Developer wars

Robert Scoble, the ex-Microsoft blogger, has an interesting post on the coming “developer wars”. He believes there are a few essentials: developers need a platform that is fast, has a load of storage, has powerful APIs and is cheap/free. He assesses the current players against these criteria. The winner? Probably Google, but don’t count out the others, he says.

digging for bargains

John Batelle blogs about dealspl.us, a US site which combines shopping and digg-like functionality to bring bargains to users. Hot deals get to the front page by users votes.

It’s self-billed as a combination of Digg and BensBargains.net, for which one of the DP co-founders also serves as President. From the press release: “dealspl.us… is the first and only [community shopping] site [that] combines social bookmarking, user level, and non-editorial control over the posted content.

India bloggers not amused

Indian bloggers are up in arms, says the BBC, following an apparent ban by the Government of various blogging platforms. Although the Government is not saying much, it is believed it is a response to the Mumbai bombing and an effort to curb the activities of terrorists. However, this is not how it is being seen:

Indian bloggers say that the decision is an attack on freedom of speech.

A number of them have started filing petitions under the country’s new landmark freedom of information law which gives citizens the right to access information held by the government.

Bloggers say the ban has meant that people do not even have access to blogs like the one set up to help the relatives of the victims of the recent train bombings in Mumbai (Bombay), www.mumbaihelp.blogspot.com.

IM beats email

According to the Associated Press for many youngsters email is now old-hat. They prefer the immediacy of instant messaging, texting and social networks like My Space.

“It used to be just fun,” says Danah Boyd, a doctoral candidate who studies social media at the University of California, Berkeley. “Now it’s about parents and authority.”

It means that many people often don’t respond to e-mails unless they have to.

Boyd’s own Web page carries this note: “please note that i’m months behind on e-mail and i may not respond in a timely manner.” She, too, is more easily reached with the “ping” of an instant message.

Gawker splits

Gawker Media, Nick Denton’s blog empire, is terminating its traffic deal with Yahoo! Nick says:

The bald truth is that the deal, which we announced in November, garnered way more attention than we expected, but less traffic. A few new readers probably discovered Gawker, or one of the other four sites that we syndicated to Yahoo. I doubt many of them stayed. Yahoo has a mass audience; Gawker appeals to a peculiarly coastal, geeky and freaky demographic.

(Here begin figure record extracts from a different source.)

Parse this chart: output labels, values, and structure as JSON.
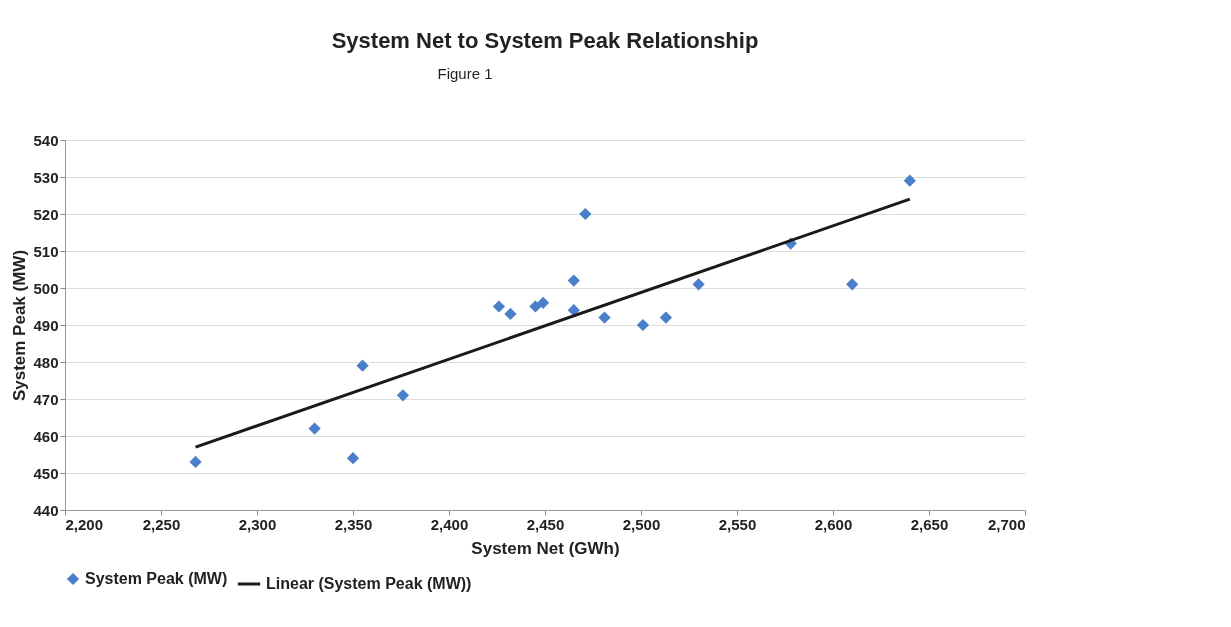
{
  "chart_data": {
    "type": "scatter",
    "title": "System Net to System Peak Relationship",
    "xlabel": "System Net (GWh)",
    "ylabel": "System Peak (MW)",
    "annotations": [
      "Figure 1"
    ],
    "xlim": [
      2200,
      2700
    ],
    "xticks": [
      {
        "value": 2200,
        "label": "2,200"
      },
      {
        "value": 2250,
        "label": "2,250"
      },
      {
        "value": 2300,
        "label": "2,300"
      },
      {
        "value": 2350,
        "label": "2,350"
      },
      {
        "value": 2400,
        "label": "2,400"
      },
      {
        "value": 2450,
        "label": "2,450"
      },
      {
        "value": 2500,
        "label": "2,500"
      },
      {
        "value": 2550,
        "label": "2,550"
      },
      {
        "value": 2600,
        "label": "2,600"
      },
      {
        "value": 2650,
        "label": "2,650"
      },
      {
        "value": 2700,
        "label": "2,700"
      }
    ],
    "ylim": [
      440,
      540
    ],
    "yticks": [
      440,
      450,
      460,
      470,
      480,
      490,
      500,
      510,
      520,
      530,
      540
    ],
    "grid": "y",
    "legend": "bottom",
    "series": [
      {
        "name": "System Peak (MW)",
        "type": "scatter",
        "marker": "diamond",
        "color": "#4a7fc9",
        "x": [
          2268,
          2330,
          2350,
          2355,
          2376,
          2426,
          2432,
          2445,
          2449,
          2465,
          2465,
          2471,
          2481,
          2501,
          2513,
          2530,
          2578,
          2610,
          2640
        ],
        "values": [
          453,
          462,
          454,
          479,
          471,
          495,
          493,
          495,
          496,
          502,
          494,
          520,
          492,
          490,
          492,
          501,
          512,
          501,
          529
        ]
      },
      {
        "name": "Linear (System Peak (MW))",
        "type": "line",
        "color": "#1a1a1a",
        "line_style": "solid",
        "x": [
          2268,
          2640
        ],
        "values": [
          457,
          524
        ]
      }
    ]
  }
}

And these people are more likely to come to our sites through word of mouth, or blog links, or search engine results, or Digg, not because of a traditional content syndication deal.

Jeff Jarvis has his own take on events. He says Yahoo! in trying to be a portal is more interested in locking people into its site than helping them find what they want elsewhere.

Contrast this with Google, which does still try to get you in and out quickly. It makes a fortune by putting targeted ads on many of the sites it sends you to. Thus its potential is unlimited, for the more content there is, the more Google has to organize, the more we need Google to find what we want, the more its ads can appear everywhere, and the more it earns. Yet Google still satisfies both traditional roles of the old networks in the content industry: It takes in money by aggregating audiences for advertisers, while it also pays out money to support content creators. Google is network 2.0.